Geologists began to express concern about the magnetic field protecting the Earth from deadly solar radiation in 2019, when the U.S. National Oceanic and Atmospheric Administration was forced to update its global magnetic model a year earlier after discovering the magnetic north pole was rapidly moving out of the Canadian Arctic. towards Siberia.
The US National Aeronautics and Space Administration is tracking a huge, growing, and slowly cracking “dent” in the Earth’s magnetic field.
The area, known as the South Atlantic Anomaly, is located in the southern hemisphere between South America and the South Atlantic Ocean off the coast of southwestern Africa.
According to recent monitoring and simulations from NASA, this area is expanding westward and getting weaker, and is expected to split completely into two separate cells in the near future, each of which will stretch thousands of kilometers across.
NASA says the weakening of the magnetic field in this area threatens to allow more solar radiation to approach the Earth’s surface, shutting off electronics or temporarily incapacitating satellites and other human-made space-based objects that pass through it.
Last year, a rapid shift in the coordinates of the magnetic north from the Canadian Arctic towards Siberia prompted some scientists to express fears that the Earth could face a reversal of the magnetic north and south poles.
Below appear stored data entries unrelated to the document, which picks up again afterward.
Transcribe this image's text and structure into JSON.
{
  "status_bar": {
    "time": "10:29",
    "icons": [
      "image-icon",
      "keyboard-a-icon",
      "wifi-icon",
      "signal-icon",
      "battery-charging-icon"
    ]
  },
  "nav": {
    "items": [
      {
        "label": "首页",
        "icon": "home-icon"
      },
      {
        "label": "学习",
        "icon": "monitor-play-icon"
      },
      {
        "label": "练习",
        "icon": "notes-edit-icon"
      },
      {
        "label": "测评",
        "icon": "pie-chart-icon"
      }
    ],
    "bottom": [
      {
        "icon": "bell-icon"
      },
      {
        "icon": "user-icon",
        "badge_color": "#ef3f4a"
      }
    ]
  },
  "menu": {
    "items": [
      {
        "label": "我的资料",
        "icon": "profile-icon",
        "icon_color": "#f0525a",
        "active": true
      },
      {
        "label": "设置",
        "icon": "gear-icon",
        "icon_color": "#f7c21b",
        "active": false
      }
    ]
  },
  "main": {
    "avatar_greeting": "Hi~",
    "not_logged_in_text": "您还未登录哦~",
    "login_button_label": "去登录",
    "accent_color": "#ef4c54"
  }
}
It is believed that the last such reversal took place about 780,000 years ago, and scientists still do not fully understand how such a phenomenon will affect the magnetic field.
Even with a constant magnetic field, human civilization remains vulnerable to sudden bursts of powerful solar radiation. In 2011, US scientists warned that a repeat of a solar storm like the one that hit the Earth in 1859 could cause up to $ 2 trillion in initial damage, damaging electrical grids, satellites, navigation systems, etc.